Ignacio Camacho-ABC
Al Rey le faltó un punto de épica del sacrificio; su exhortación a la unidad antepuso la esperanza al dramatismo
No cabe un retrato más nítido que el de ayer sobre el absurdo político de esta legislatura. Por un lado, el Estado constitucional, representado por el Rey, el jefe del Gobierno y la oposición de centro derecha, unidos todos en la batalla contra el virus. Por otro, Podemos y los separatistas a cacerolazo limpio contra el Monarca que exhortaba a la nación a afrontar con entereza el desafío. La irracionalidad, la incoherencia, el desatino, proviene del hecho de que los partidos que alentaban la protesta contra el símbolo del sistema son los socios del Ejecutivo. Esta es la gran anomalía que el mandato de Sánchez arrastra desde el principio y que este paréntesis de responsabilidad no va a solucionar si
el presidente no acepta que la envergadura de la crisis requiere lealtades más consecuentes y serias que las de esos aliados de pega, sectarios a jornada completa siempre dispuestos a echar gasolina en el fuego de cualquier problema.

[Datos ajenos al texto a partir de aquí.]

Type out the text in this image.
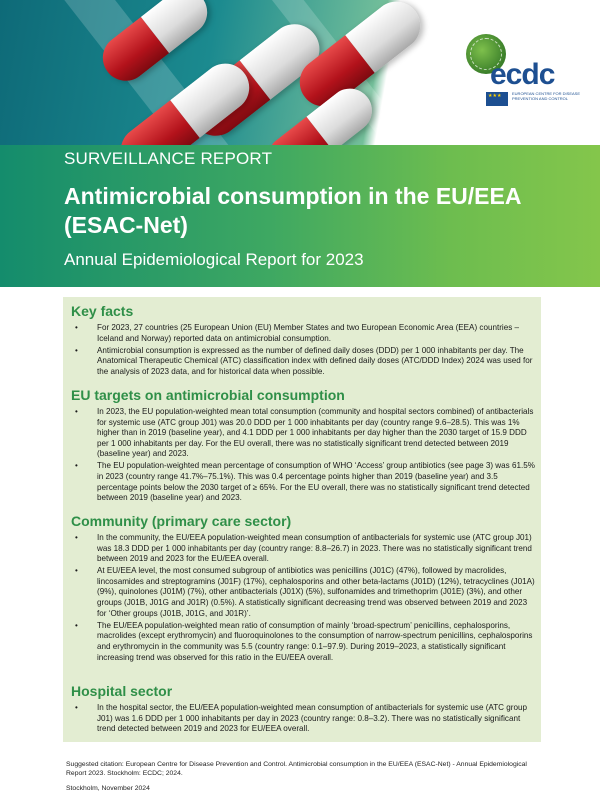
ecdc
★★★
EUROPEAN CENTRE FOR DISEASE PREVENTION AND CONTROL
SURVEILLANCE REPORT
Antimicrobial consumption in the EU/EEA (ESAC-Net)
Annual Epidemiological Report for 2023
Key facts
• For 2023, 27 countries (25 European Union (EU) Member States and two European Economic Area (EEA) countries – Iceland and Norway) reported data on antimicrobial consumption.
• Antimicrobial consumption is expressed as the number of defined daily doses (DDD) per 1 000 inhabitants per day. The Anatomical Therapeutic Chemical (ATC) classification index with defined daily doses (ATC/DDD Index) 2024 was used for the analysis of 2023 data, and for historical data when possible.
EU targets on antimicrobial consumption
• In 2023, the EU population-weighted mean total consumption (community and hospital sectors combined) of antibacterials for systemic use (ATC group J01) was 20.0 DDD per 1 000 inhabitants per day (country range 9.6–28.5). This was 1% higher than in 2019 (baseline year), and 4.1 DDD per 1 000 inhabitants per day higher than the 2030 target of 15.9 DDD per 1 000 inhabitants per day. For the EU overall, there was no statistically significant trend detected between 2019 (baseline year) and 2023.
• The EU population-weighted mean percentage of consumption of WHO ‘Access’ group antibiotics (see page 3) was 61.5% in 2023 (country range 41.7%–75.1%). This was 0.4 percentage points higher than 2019 (baseline year) and 3.5 percentage points below the 2030 target of ≥ 65%. For the EU overall, there was no statistically significant trend detected between 2019 (baseline year) and 2023.
Community (primary care sector)
• In the community, the EU/EEA population-weighted mean consumption of antibacterials for systemic use (ATC group J01) was 18.3 DDD per 1 000 inhabitants per day (country range: 8.8–26.7) in 2023. There was no statistically significant trend between 2019 and 2023 for the EU/EEA overall.
• At EU/EEA level, the most consumed subgroup of antibiotics was penicillins (J01C) (47%), followed by macrolides, lincosamides and streptogramins (J01F) (17%), cephalosporins and other beta-lactams (J01D) (12%), tetracyclines (J01A) (9%), quinolones (J01M) (7%), other antibacterials (J01X) (5%), sulfonamides and trimethoprim (J01E) (3%), and other groups (J01B, J01G and J01R) (0.5%). A statistically significant decreasing trend was observed between 2019 and 2023 for ‘Other groups (J01B, J01G, and J01R)’.
• The EU/EEA population-weighted mean ratio of consumption of mainly ‘broad-spectrum’ penicillins, cephalosporins, macrolides (except erythromycin) and fluoroquinolones to the consumption of narrow-spectrum penicillins, cephalosporins and erythromycin in the community was 5.5 (country range: 0.1–97.9). During 2019–2023, a statistically significant increasing trend was observed for this ratio in the EU/EEA overall.
Hospital sector
• In the hospital sector, the EU/EEA population-weighted mean consumption of antibacterials for systemic use (ATC group J01) was 1.6 DDD per 1 000 inhabitants per day in 2023 (country range: 0.8–3.2). There was no statistically significant trend detected between 2019 and 2023 for EU/EEA overall.
Suggested citation: European Centre for Disease Prevention and Control. Antimicrobial consumption in the EU/EEA (ESAC-Net) - Annual Epidemiological Report 2023. Stockholm: ECDC; 2024.
Stockholm, November 2024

Por eso no les interesaba el discurso de Felipe VI, que representó, como era de esperar, una llamada al acuerdo, al denostado consenso civil como único instrumento eficaz para combatir una emergencia que está zarandeando la estructura del país por sus mismos cimientos. El Rey es consciente de que su legitimidad de origen ha quedado en el alero de una desgraciada secuencia de errores previos -y ajenos- que han destruido parte de la conexión emocional entre la Corona y el pueblo, y de que tiene que revalidar su liderazgo en una continua demostración de compromiso con su juramento. No le están faltando oportunidades de hacerlo; su reinado es desde el comienzo una diabólica sucesión de aprietos que arrostra con plena conciencia del crédito que pone en juego. El de anoche era de los más serios: una epidemia con miles de enfermos y cientos de muertos, una crisis de empleo y una alerta de seguridad que mantiene a los ciudadanos en régimen de confinamiento. Una situación excepcional en un tiempo en que las excepciones se han convertido casi en una rutina del puesto.

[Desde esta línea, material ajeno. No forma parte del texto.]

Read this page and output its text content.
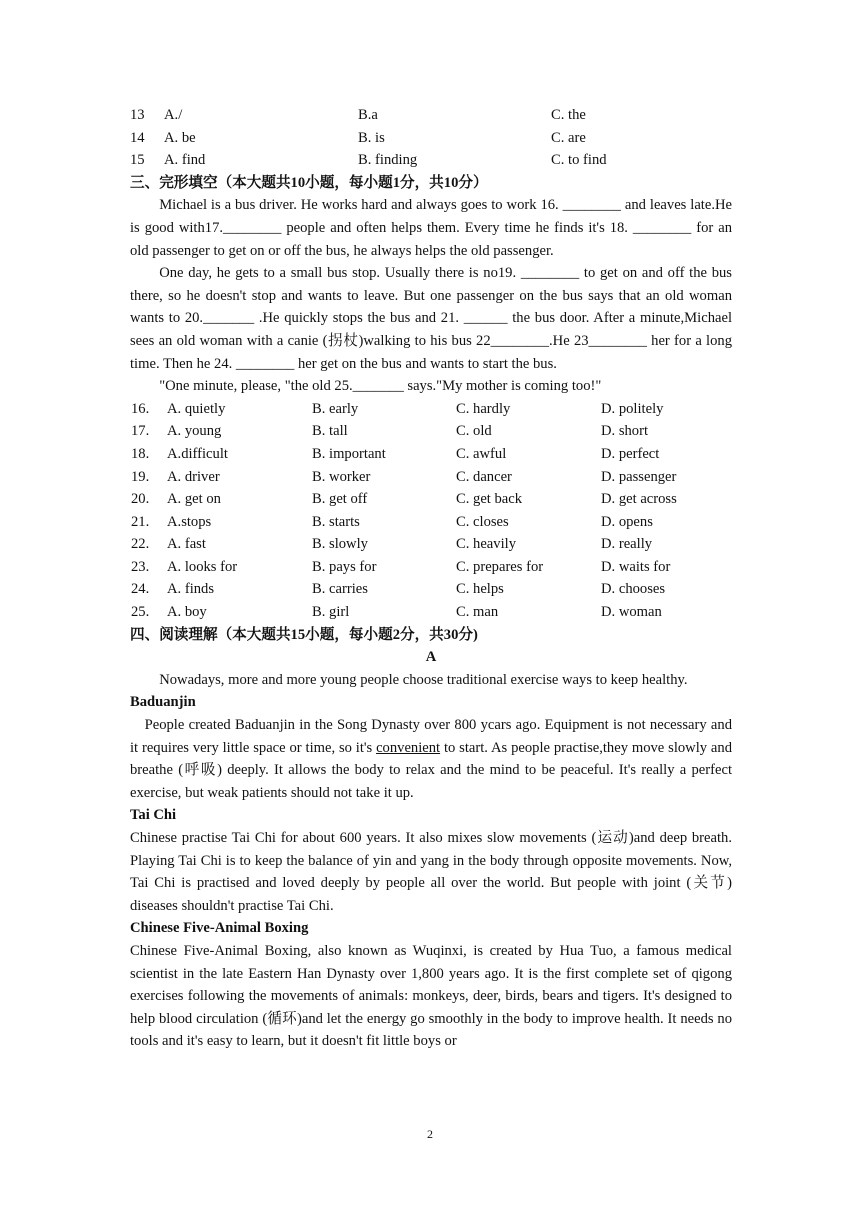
13 A./	B.a	C. the
14 A. be	B. is	C. are
15 A. find	B. finding	C. to find
三、完形填空（本大题共10小题，每小题1分，共10分）

Michael is a bus driver. He works hard and always goes to work 16. ________ and leaves late.He is good with17.________ people and often helps them. Every time he finds it's 18. ________ for an old passenger to get on or off the bus, he always helps the old passenger.

One day, he gets to a small bus stop. Usually there is no19. ________ to get on and off the bus there, so he doesn't stop and wants to leave. But one passenger on the bus says that an old woman wants to 20._______ .He quickly stops the bus and 21. ______ the bus door. After a minute,Michael sees an old woman with a canie (拐杖)walking to his bus 22________.He 23________ her for a long time. Then he 24. ________ her get on the bus and wants to start the bus.

"One minute, please, "the old 25._______ says."My mother is coming too!"

16. A. quietly	B. early	C. hardly	D. politely
17. A. young	B. tall	C. old	D. short
18. A.difficult	B. important	C. awful	D. perfect
19. A. driver	B. worker	C. dancer	D. passenger
20. A. get on	B. get off	C. get back	D. get across
21. A.stops	B. starts	C. closes	D. opens
22. A. fast	B. slowly	C. heavily	D. really
23. A. looks for	B. pays for	C. prepares for	D. waits for
24. A. finds	B. carries	C. helps	D. chooses
25. A. boy	B. girl	C. man	D. woman
四、阅读理解（本大题共15小题，每小题2分，共30分)
A

Nowadays, more and more young people choose traditional exercise ways to keep healthy.

Baduanjin

People created Baduanjin in the Song Dynasty over 800 ycars ago. Equipment is not necessary and it requires very little space or time, so it's convenient to start. As people practise,they move slowly and breathe (呼吸) deeply. It allows the body to relax and the mind to be peaceful. It's really a perfect exercise, but weak patients should not take it up.

Tai Chi

Chinese practise Tai Chi for about 600 years. It also mixes slow movements (运动)and deep breath. Playing Tai Chi is to keep the balance of yin and yang in the body through opposite movements. Now, Tai Chi is practised and loved deeply by people all over the world. But people with joint (关节) diseases shouldn't practise Tai Chi.

Chinese Five-Animal Boxing

Chinese Five-Animal Boxing, also known as Wuqinxi, is created by Hua Tuo, a famous medical scientist in the late Eastern Han Dynasty over 1,800 years ago. It is the first complete set of qigong exercises following the movements of animals: monkeys, deer, birds, bears and tigers. It's designed to help blood circulation (循环)and let the energy go smoothly in the body to improve health. It needs no tools and it's easy to learn, but it doesn't fit little boys or

2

El mensaje fue de resistencia y de esperanza. Le faltó un punto de épica del sacrificio, quizá por temor a que pareciese sobreactuada; en su lugar apeló a la unidad, al optimismo y a la confianza en el músculo moral de esa España de las ventanas que cada tarde se asoma a aplaudir a la profesión sanitaria. Perdían el tiempo quienes esperaban alguna alusión al antipático conflicto de la herencia de Don Juan Carlos, pretexto de la cacerolada; «tocaba lo que tocaba», decían en La Zarzuela, y era el rearme anímico de la gente encerrada en sus casas, que necesita una inyección de fe ya que certezas nadie puede honestamente darlas. Saldremos de ésta, vino a decir, que dificultades similares hemos pasado. Si lo sabrá él, que hace 39 años era un niño que vivió de guardia, junto a su padre ahora tan cuestionado, una larga noche de zozobra en ese mismo palacio.